Professor Cole has a well reasoned essay at truthdig.com which we all should take a serious look at. In it he declares that the real reason behind the Bush administration’s rhetoric regarding Iran’s alleged nuclear weapons program isn’t fear of nukes, it’s regime change:

The Bush administration has arbitrarily taken the position that Iran may not have a nuclear research program at all, even a civilian one. This stance actually contradicts the guarantees of the Nuclear Non-Proliferation Treaty. Washington officials continually intimate to the press that Tehran has an active weapons program, which is speculation. And, of course, the United States itself is egregiously in violation of several articles of the NPT, keeping enough nuclear weapons on hair-trigger alert to destroy the world several times over and actively pursuing new and deadly weapons, even dreaming of “tactical” nukes. Its ally in the region, Israel, never signed the NPT and was helped by the British to get a bomb in the 1960s.

The U.S. National Intelligence Estimate released in summer 2005 estimates that if Iran did have an active nuclear weapons program, and if the international atmosphere were favorable to it being able to get hold of the requisite equipment, it would still be a good 10 years away from a bomb.
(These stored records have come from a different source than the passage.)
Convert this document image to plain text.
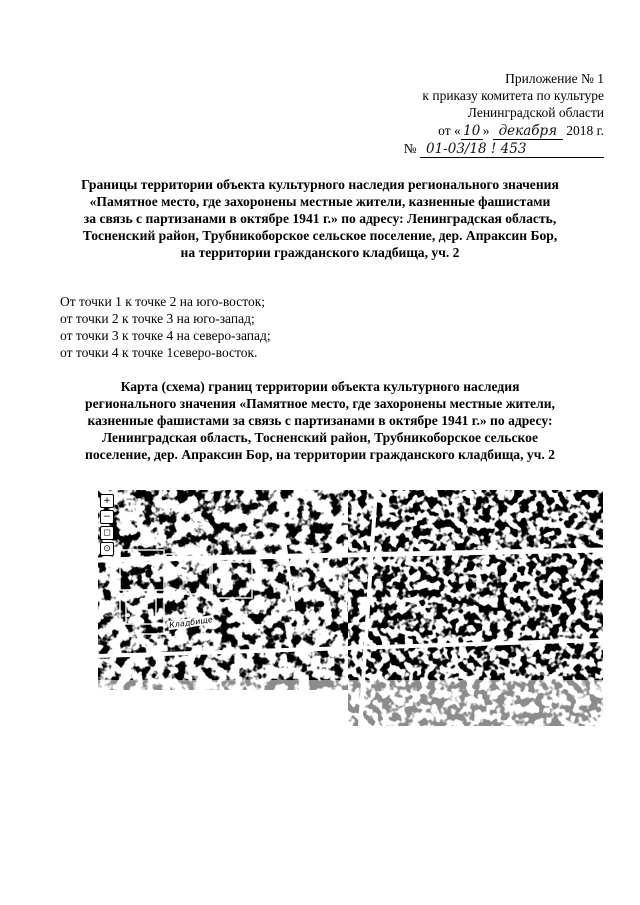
Приложение № 1
к приказу комитета по культуре
Ленинградской области
от « 10 » декабря 2018 г.
№ 01-03/18 ! 453
Границы территории объекта культурного наследия регионального значения
«Памятное место, где захоронены местные жители, казненные фашистами
за связь с партизанами в октябре 1941 г.» по адресу: Ленинградская область,
Тосненский район, Трубникоборское сельское поселение, дер. Апраксин Бор,
на территории гражданского кладбища, уч. 2
От точки 1 к точке 2 на юго-восток;
от точки 2 к точке 3 на юго-запад;
от точки 3 к точке 4 на северо-запад;
от точки 4 к точке 1северо-восток.
Карта (схема) границ территории объекта культурного наследия
регионального значения «Памятное место, где захоронены местные жители,
казненные фашистами за связь с партизанами в октябре 1941 г.» по адресу:
Ленинградская область, Тосненский район, Трубникоборское сельское
поселение, дер. Апраксин Бор, на территории гражданского кладбища, уч. 2
+
−
◻
⊙
Кладбище
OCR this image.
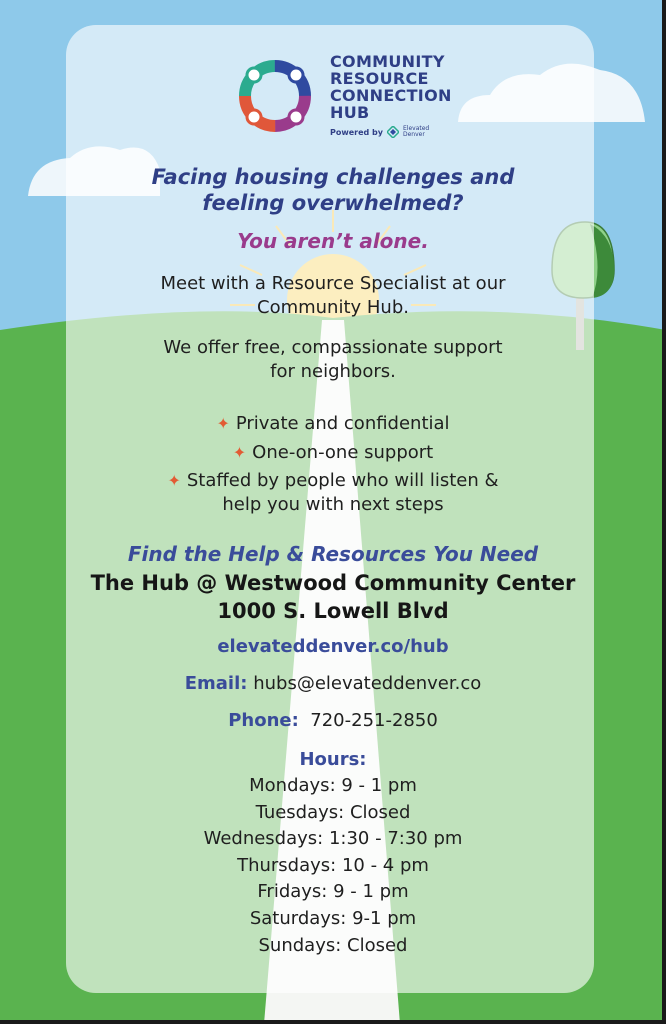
COMMUNITY
RESOURCE
CONNECTION
HUB
Powered by	Elevated
Denver
Facing housing challenges and
feeling overwhelmed?
You aren’t alone.
Meet with a Resource Specialist at our
Community Hub.
We offer free, compassionate support
for neighbors.
✦ Private and confidential
✦ One-on-one support
✦ Staffed by people who will listen &
help you with next steps
Find the Help & Resources You Need
The Hub @ Westwood Community Center
1000 S. Lowell Blvd
elevateddenver.co/hub
Email: hubs@elevateddenver.co
Phone: 720-251-2850
Hours:
Mondays: 9 - 1 pm
Tuesdays: Closed
Wednesdays: 1:30 - 7:30 pm
Thursdays: 10 - 4 pm
Fridays: 9 - 1 pm
Saturdays: 9-1 pm
Sundays: Closed
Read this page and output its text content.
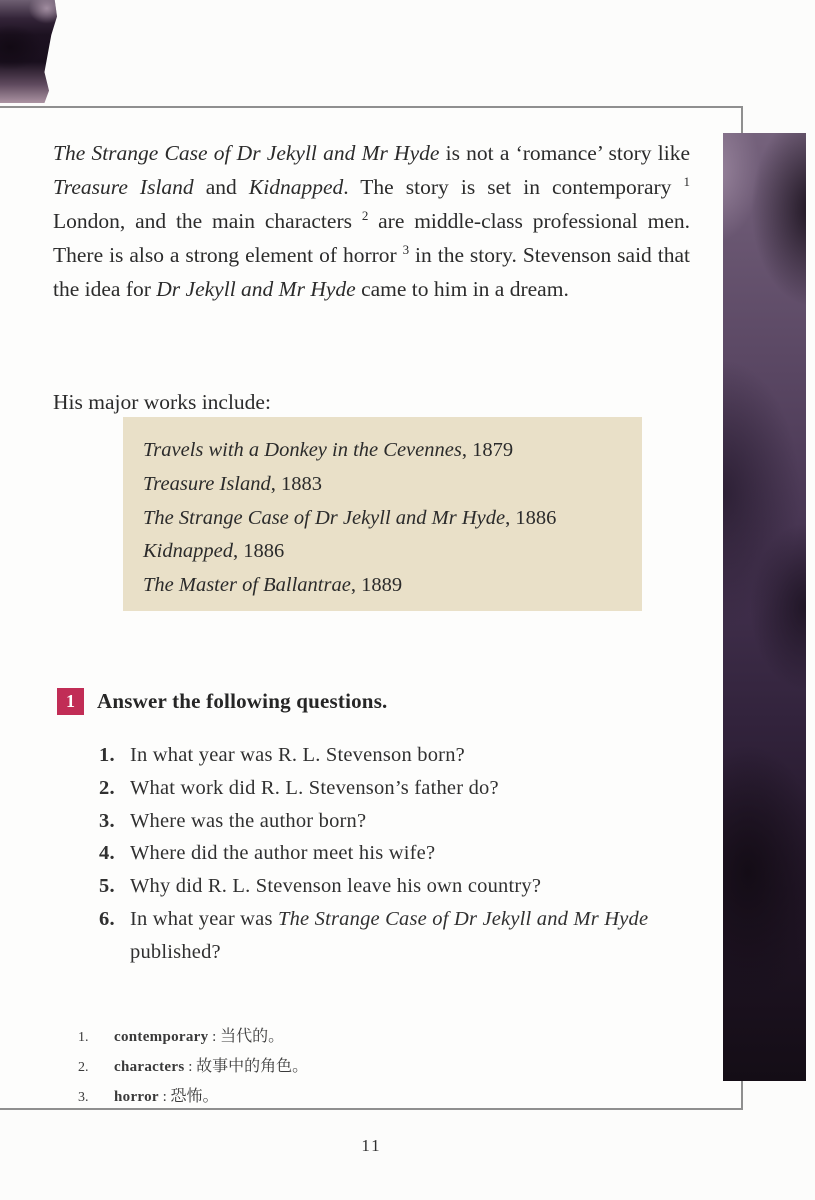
The Strange Case of Dr Jekyll and Mr Hyde is not a ‘romance’ story like Treasure Island and Kidnapped. The story is set in contemporary $^1$ London, and the main characters $^2$ are middle-class professional men. There is also a strong element of horror $^3$ in the story. Stevenson said that the idea for Dr Jekyll and Mr Hyde came to him in a dream.

His major works include:

Travels with a Donkey in the Cevennes, 1879
Treasure Island, 1883
The Strange Case of Dr Jekyll and Mr Hyde, 1886
Kidnapped, 1886
The Master of Ballantrae, 1889
1	Answer the following questions.
1. In what year was R. L. Stevenson born?
2. What work did R. L. Stevenson’s father do?
3. Where was the author born?
4. Where did the author meet his wife?
5. Why did R. L. Stevenson leave his own country?
6. In what year was The Strange Case of Dr Jekyll and Mr Hyde published?
1.	contemporary : 当代的。
2.	characters : 故事中的角色。
3.	horror : 恐怖。
11
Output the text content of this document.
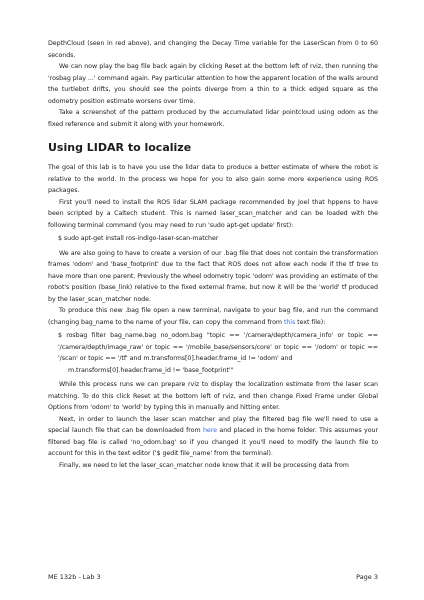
DepthCloud (seen in red above), and changing the Decay Time variable for the LaserScan from 0 to 60 seconds.

We can now play the bag file back again by clicking Reset at the bottom left of rviz, then running the 'rosbag play ...' command again. Pay particular attention to how the apparent location of the walls around the turtlebot drifts, you should see the points diverge from a thin to a thick edged square as the odometry position estimate worsens over time.

Take a screenshot of the pattern produced by the accumulated lidar pointcloud using odom as the fixed reference and submit it along with your homework.

Using LIDAR to localize

The goal of this lab is to have you use the lidar data to produce a better estimate of where the robot is relative to the world. In the process we hope for you to also gain some more experience using ROS packages.

First you'll need to install the ROS lidar SLAM package recommended by Joel that hppens to have been scripted by a Caltech student. This is named laser_scan_matcher and can be loaded with the following terminal command (you may need to run 'sudo apt-get update' first):

$ sudo apt-get install ros-indigo-laser-scan-matcher

We are also going to have to create a version of our .bag file that does not contain the transformation frames 'odom' and 'base_footprint' due to the fact that ROS does not allow each node if the tf tree to have more than one parent. Previously the wheel odometry topic 'odom' was providing an estimate of the robot's position (base_link) relative to the fixed external frame, but now it will be the 'world' tf produced by the laser_scan_matcher node.

To produce this new .bag file open a new terminal, navigate to your bag file, and run the command (changing bag_name to the name of your file, can copy the command from this text file):

$ rosbag filter bag_name.bag no_odom.bag "topic == '/camera/depth/camera_info' or topic == '/camera/depth/image_raw' or topic == '/mobile_base/sensors/core' or topic == '/odom' or topic == '/scan' or topic == '/tf' and m.transforms[0].header.frame_id != 'odom' and
m.transforms[0].header.frame_id != 'base_footprint'"

While this process runs we can prepare rviz to display the localization estimate from the laser scan matching. To do this click Reset at the bottom left of rviz, and then change Fixed Frame under Global Options from 'odom' to 'world' by typing this in manually and hitting enter.

Next, in order to launch the laser scan matcher and play the filtered bag file we'll need to use a special launch file that can be downloaded from here and placed in the home folder. This assumes your filtered bag file is called 'no_odom.bag' so if you changed it you'll need to modify the launch file to account for this in the text editor ('$ gedit file_name' from the terminal).

Finally, we need to let the laser_scan_matcher node know that it will be processing data from

ME 132b - Lab 3	Page 3
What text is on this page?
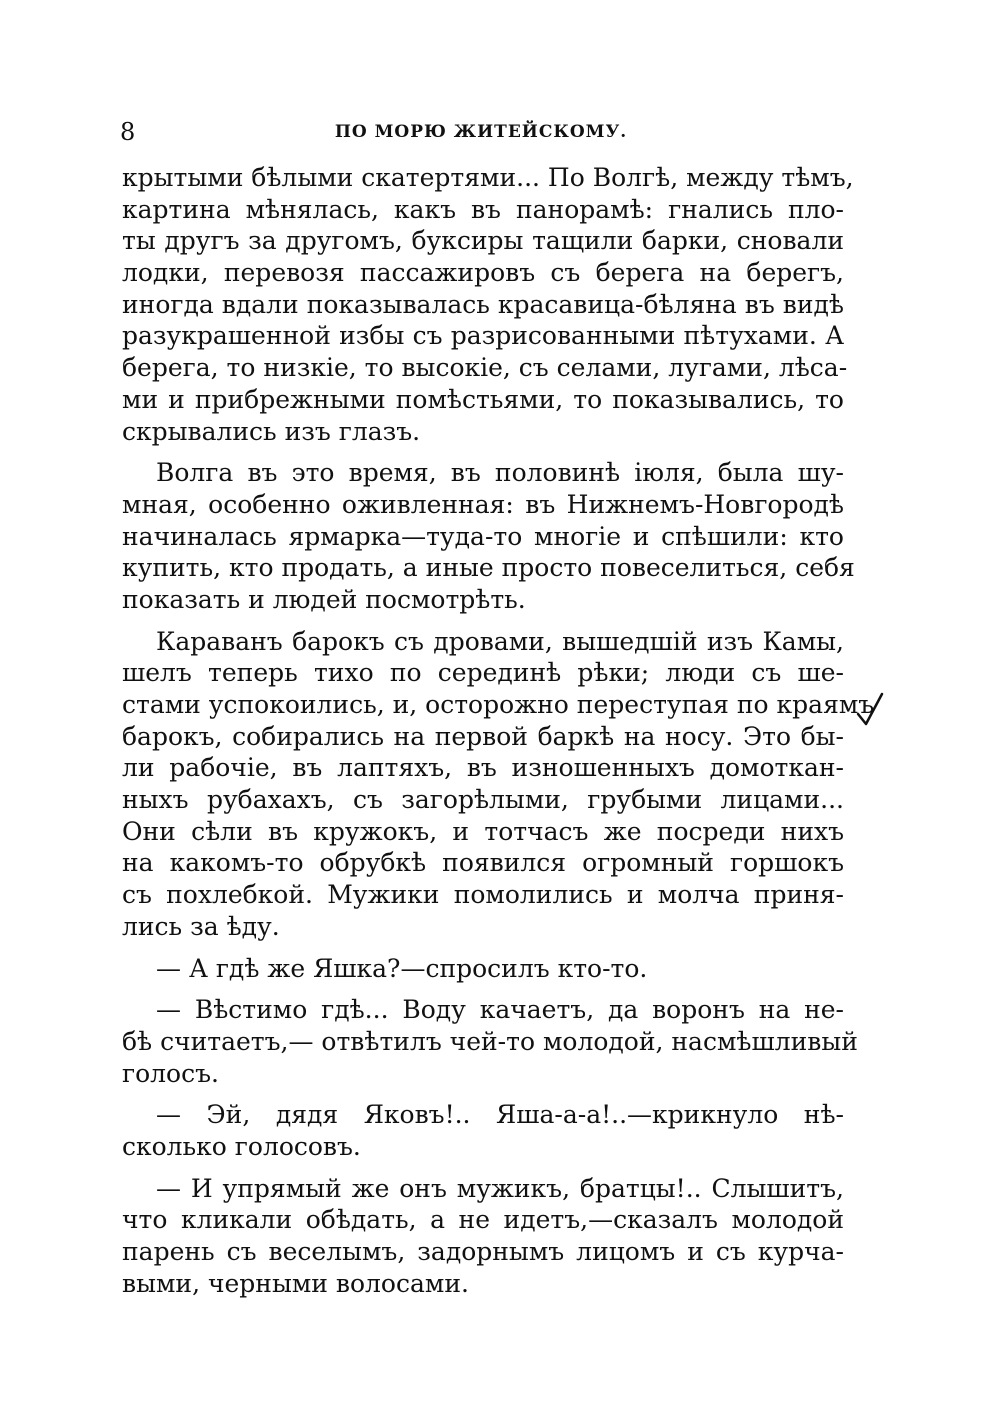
8	ПО МОРЮ ЖИТЕЙСКОМУ.
крытыми бѣлыми скатертями... По Волгѣ, между тѣмъ,
картина мѣнялась, какъ въ панорамѣ: гнались пло-
ты другъ за другомъ, буксиры тащили барки, сновали
лодки, перевозя пассажировъ съ берега на берегъ,
иногда вдали показывалась красавица-бѣляна въ видѣ
разукрашенной избы съ разрисованными пѣтухами. А
берега, то низкіе, то высокіе, съ селами, лугами, лѣса-
ми и прибрежными помѣстьями, то показывались, то
скрывались изъ глазъ.
Волга въ это время, въ половинѣ іюля, была шу-
мная, особенно оживленная: въ Нижнемъ-Новгородѣ
начиналась ярмарка—туда-то многіе и спѣшили: кто
купить, кто продать, а иные просто повеселиться, себя
показать и людей посмотрѣть.
Караванъ барокъ съ дровами, вышедшій изъ Камы,
шелъ теперь тихо по серединѣ рѣки; люди съ ше-
стами успокоились, и, осторожно переступая по краямъ
барокъ, собирались на первой баркѣ на носу. Это бы-
ли рабочіе, въ лаптяхъ, въ изношенныхъ домоткан-
ныхъ рубахахъ, съ загорѣлыми, грубыми лицами...
Они сѣли въ кружокъ, и тотчасъ же посреди нихъ
на какомъ-то обрубкѣ появился огромный горшокъ
съ похлебкой. Мужики помолились и молча приня-
лись за ѣду.
— А гдѣ же Яшка?—спросилъ кто-то.
— Вѣстимо гдѣ... Воду качаетъ, да воронъ на не-
бѣ считаетъ,— отвѣтилъ чей-то молодой, насмѣшливый
голосъ.
— Эй, дядя Яковъ!.. Яша-а-а!..—крикнуло нѣ-
сколько голосовъ.
— И упрямый же онъ мужикъ, братцы!.. Слышитъ,
что кликали обѣдать, а не идетъ,—сказалъ молодой
парень съ веселымъ, задорнымъ лицомъ и съ курча-
выми, черными волосами.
But the international atmosphere is actively hostile to such a development, and anyway it has not been proved that there is such a weapons program. […]

The answer is that the Iranian nuclear issue is déjà vu all over again. As it did with regard to the Baath regime in Iraq, the militarily aggressive Bush administration wants to overthrow the government in Tehran. Israeli Prime Minister Ariel Sharon, now in a coma, urged the U.S. to hit Iran as soon as it had taken care of Saddam Hussein. The Israelis have a grudge against it because it helped end their military occupation and land grab in southern Lebanon by giving aid to the Shiite Hezbollah organization, the only Arab force ever to succeed in regaining occupied land from Israel by military means. But Iran does not form a conventional military threat to Israel.

Overthrowing the theocratic regime in Iran, Washington hopes, would reduce Hezbollah pressure on Israel over its continued occupation of the Shebaa Farms area (and, implicitly, the Golan Heights). It would make Syria more complaisant toward Israel and Washington. It would open up Iran to investment and exploration on the part of the American petroleum majors, which are at the moment excluded because the U.S. slapped an economic boycott on Iran. It might remove support for the more hard-line elements among Shiite political parties in Iraq, making that country easier for the U.S. to shape and dominate. In short, a U.S.-installed regime in Iran would hold out the promise of returning to the halcyon 1960s, when the shah was an American puppet in the region.

The nuclear issue is for the most part a pretext for the Americans to exert pressure on the regime in Tehran. This is not to say that proliferation is not a worrisome issue, or that it can be ruled out that Iran wants a bomb. It is to say that the situation simply has not reached the point of crisis, and therefore other motivations must be sought for the Bush administration’s breathless rhetoric.


More after the break . . .

Please read the entire essay, as there is much more to Professor Cole’s argument. However, the core point he makes is the same one that I and many others have been making for months: there is no real crisis over Iran’s nuclear program outside the one being marketed to the American public by a far from trustworthy Bush administration. Where they have failed in their efforts to remake Iraq, they now hope to succeed in Iran, using the same tired formula that led us down into our current morass.

Russia and China aren’t buying Bush’s fear driven marketing scheme for regime change in Iran, and neither should anyone else:

UNITED NATIONS (AP) — Russia and China have rejected proposals from the United States and other veto-wielding members of the UN Security Council for a statement demanding that Iran clear up suspicions about its nuclear program, diplomats said Monday.

The dispute raises the threat of an impasse in the Security Council and means that the U.S., Britain and France may not get their wish for strong action by the powerful UN body.

This is playing out the same way the Iraq “crisis” played out. After attempting to get what they can from “international diplomacy”, the Bush administration will just throw up its hands (figuratively speaking) in mock dismay, claim the UN is irrelevant and broken, and start gearing up the propaganda machine to hype the next “central front” in the war on terror. Only this time the repercussions could be far, far worse.

Terrorist attacks of far greater frequncy than we have witnessed to date will likely erupt across the Middle East, Europe and quite probably the continental United States in the event of an attack on Iran by the US or Israel. Oil prices will skyrocket, particularly if Iran is able to shut down the strategic strait of Hormuz for any significant period of time. Sunni and Shi’a all across the Middle East could be pulled into a bloody and fratracidal sectarian conflict whose endpoint we might not see within our lifetime. And who really knows what Russia and China might do in the event of an attack that threatens their economic investments in Iran? Yet, this is the path the Bush administration is taking the world down.

Just remember this: Iran’s alleged nuclear threat is only the excuse they’ll use.